Wishing you success in all your endeavors!


Sweet Home Colorado

So very sorry to have neglected you for so long! Moving is HARD, even if you’re only doing the UN-packing part and have already done the packing part. (Okay, that was mostly David.) But with help from some friends and family, we’re finally getting a few spots looking like people live here on purpose . . .Kitchen CornerLiving RoomBookcase

So if you don’t look at the garage or at the boxes in various closets still to be unpacked, it kind of looks like home. The strange thing is it doesn’t exactly feel like home yet, although it does a little more each day. We’ve only been in for nine days, and we’ve stayed in so many other houses and condos over the past thirteen months, some of them for a few months at a time, it feels more like that than we expected. Like we’re just settling in for the next temporary stop. Of course, I suppose in a way that’s true. We’re all temporary inhabitants of our spaces to one degree or another.

We do like the view . . . Seventh Fairway. . . which, being a golf course, we do not have to maintain!

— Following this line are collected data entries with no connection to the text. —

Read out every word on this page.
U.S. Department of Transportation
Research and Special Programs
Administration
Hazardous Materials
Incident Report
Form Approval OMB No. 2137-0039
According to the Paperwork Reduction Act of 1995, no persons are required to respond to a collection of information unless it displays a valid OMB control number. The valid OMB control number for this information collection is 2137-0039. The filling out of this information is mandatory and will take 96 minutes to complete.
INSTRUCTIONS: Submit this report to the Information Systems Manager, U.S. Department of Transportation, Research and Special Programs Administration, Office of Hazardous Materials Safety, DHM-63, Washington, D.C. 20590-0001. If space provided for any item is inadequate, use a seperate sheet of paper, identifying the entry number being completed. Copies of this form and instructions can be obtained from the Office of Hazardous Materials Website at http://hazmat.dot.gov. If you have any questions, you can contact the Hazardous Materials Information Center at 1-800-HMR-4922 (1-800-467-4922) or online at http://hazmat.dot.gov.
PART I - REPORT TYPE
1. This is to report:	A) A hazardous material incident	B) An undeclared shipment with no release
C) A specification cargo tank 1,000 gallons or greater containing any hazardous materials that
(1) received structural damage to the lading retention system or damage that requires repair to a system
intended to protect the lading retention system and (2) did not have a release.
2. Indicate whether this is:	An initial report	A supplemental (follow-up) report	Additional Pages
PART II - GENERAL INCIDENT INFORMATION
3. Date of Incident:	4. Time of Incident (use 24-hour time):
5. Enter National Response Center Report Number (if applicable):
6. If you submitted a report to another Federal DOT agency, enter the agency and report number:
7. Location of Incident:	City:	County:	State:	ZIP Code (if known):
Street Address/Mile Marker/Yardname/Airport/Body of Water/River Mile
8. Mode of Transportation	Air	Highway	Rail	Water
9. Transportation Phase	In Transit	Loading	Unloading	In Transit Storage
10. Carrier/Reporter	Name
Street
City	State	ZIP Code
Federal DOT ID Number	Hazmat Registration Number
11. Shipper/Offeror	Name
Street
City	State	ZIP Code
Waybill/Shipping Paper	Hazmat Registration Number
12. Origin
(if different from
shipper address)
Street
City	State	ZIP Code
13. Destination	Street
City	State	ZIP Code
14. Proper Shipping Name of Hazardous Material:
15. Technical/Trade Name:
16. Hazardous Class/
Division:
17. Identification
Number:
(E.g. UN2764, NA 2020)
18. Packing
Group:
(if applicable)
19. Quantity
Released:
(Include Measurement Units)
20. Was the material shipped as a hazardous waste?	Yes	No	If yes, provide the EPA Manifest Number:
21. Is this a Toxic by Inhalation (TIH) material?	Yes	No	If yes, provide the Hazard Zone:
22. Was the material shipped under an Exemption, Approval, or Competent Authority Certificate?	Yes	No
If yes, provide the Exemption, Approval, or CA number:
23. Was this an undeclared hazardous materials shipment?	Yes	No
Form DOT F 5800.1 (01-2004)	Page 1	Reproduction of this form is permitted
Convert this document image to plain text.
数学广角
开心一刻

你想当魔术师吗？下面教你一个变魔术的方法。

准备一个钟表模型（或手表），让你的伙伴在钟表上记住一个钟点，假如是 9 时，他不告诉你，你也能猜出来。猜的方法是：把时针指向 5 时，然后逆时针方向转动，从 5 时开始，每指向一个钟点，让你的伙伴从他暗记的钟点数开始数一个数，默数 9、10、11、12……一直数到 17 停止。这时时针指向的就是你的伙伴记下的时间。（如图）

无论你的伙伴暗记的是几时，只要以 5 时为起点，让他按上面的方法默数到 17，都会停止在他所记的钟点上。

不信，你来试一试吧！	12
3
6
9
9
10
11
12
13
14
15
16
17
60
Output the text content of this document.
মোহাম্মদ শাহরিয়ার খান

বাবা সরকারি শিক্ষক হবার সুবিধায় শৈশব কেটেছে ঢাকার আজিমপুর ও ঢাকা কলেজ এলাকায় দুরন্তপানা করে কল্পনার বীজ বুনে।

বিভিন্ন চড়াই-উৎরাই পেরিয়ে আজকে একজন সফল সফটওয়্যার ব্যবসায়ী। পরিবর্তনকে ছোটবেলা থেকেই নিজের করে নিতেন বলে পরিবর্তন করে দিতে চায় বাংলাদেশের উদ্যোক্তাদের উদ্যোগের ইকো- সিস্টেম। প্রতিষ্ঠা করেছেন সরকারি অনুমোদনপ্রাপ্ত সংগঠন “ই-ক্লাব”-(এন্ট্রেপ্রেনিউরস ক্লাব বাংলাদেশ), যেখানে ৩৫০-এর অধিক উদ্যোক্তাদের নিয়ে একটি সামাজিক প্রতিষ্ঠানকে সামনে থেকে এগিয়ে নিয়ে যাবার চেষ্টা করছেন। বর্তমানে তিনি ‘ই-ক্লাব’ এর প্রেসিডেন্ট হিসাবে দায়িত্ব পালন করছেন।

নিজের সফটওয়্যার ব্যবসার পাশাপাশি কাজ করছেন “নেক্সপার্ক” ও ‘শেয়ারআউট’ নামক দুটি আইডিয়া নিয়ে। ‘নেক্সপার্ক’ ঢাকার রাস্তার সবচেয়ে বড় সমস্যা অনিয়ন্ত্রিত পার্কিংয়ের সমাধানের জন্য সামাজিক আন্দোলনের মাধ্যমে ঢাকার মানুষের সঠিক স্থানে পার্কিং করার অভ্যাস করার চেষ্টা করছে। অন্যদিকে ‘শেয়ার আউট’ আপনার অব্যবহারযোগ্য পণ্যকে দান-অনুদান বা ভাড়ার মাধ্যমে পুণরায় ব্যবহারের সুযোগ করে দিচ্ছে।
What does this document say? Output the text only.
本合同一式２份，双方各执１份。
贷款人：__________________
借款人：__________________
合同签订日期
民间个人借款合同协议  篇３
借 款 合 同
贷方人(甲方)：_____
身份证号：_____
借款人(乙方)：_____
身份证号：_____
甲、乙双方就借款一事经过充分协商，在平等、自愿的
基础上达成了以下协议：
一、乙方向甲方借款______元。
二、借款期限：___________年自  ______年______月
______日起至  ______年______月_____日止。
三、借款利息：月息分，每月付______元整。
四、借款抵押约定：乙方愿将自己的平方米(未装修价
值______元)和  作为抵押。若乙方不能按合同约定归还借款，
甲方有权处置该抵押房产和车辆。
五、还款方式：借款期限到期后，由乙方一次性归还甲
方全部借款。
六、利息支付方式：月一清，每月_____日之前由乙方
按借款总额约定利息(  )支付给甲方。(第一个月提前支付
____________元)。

And the neighbors are reasonably quiet . . . Bird NeighborNeighbor Rabbit. . . even the humans!

Many thanks to everyone who has stopped by with words of welcome, with flowers, with wine, with a few hours of your time. You are appreciated. So as we continue to work on settling in, here are a few thoughts for you on the subject of home . . .

Home is the nicest word there is. ∼Laura Ingalls Wilder

The ache for home lives in all of us, the safe place where we can go as we are and not be questioned. ∼Maya Angelou 

Home is where the heart is. ∼Pliny the Elder 

. . . and with all the picture hanging, etc., I couldn’t resist this one . . .

Decorate your home. It gives the illusion that your life is more interesting than it really is. ∼Charles M. Schultz

Wishing you a (decorated) home full of love, wherever you are!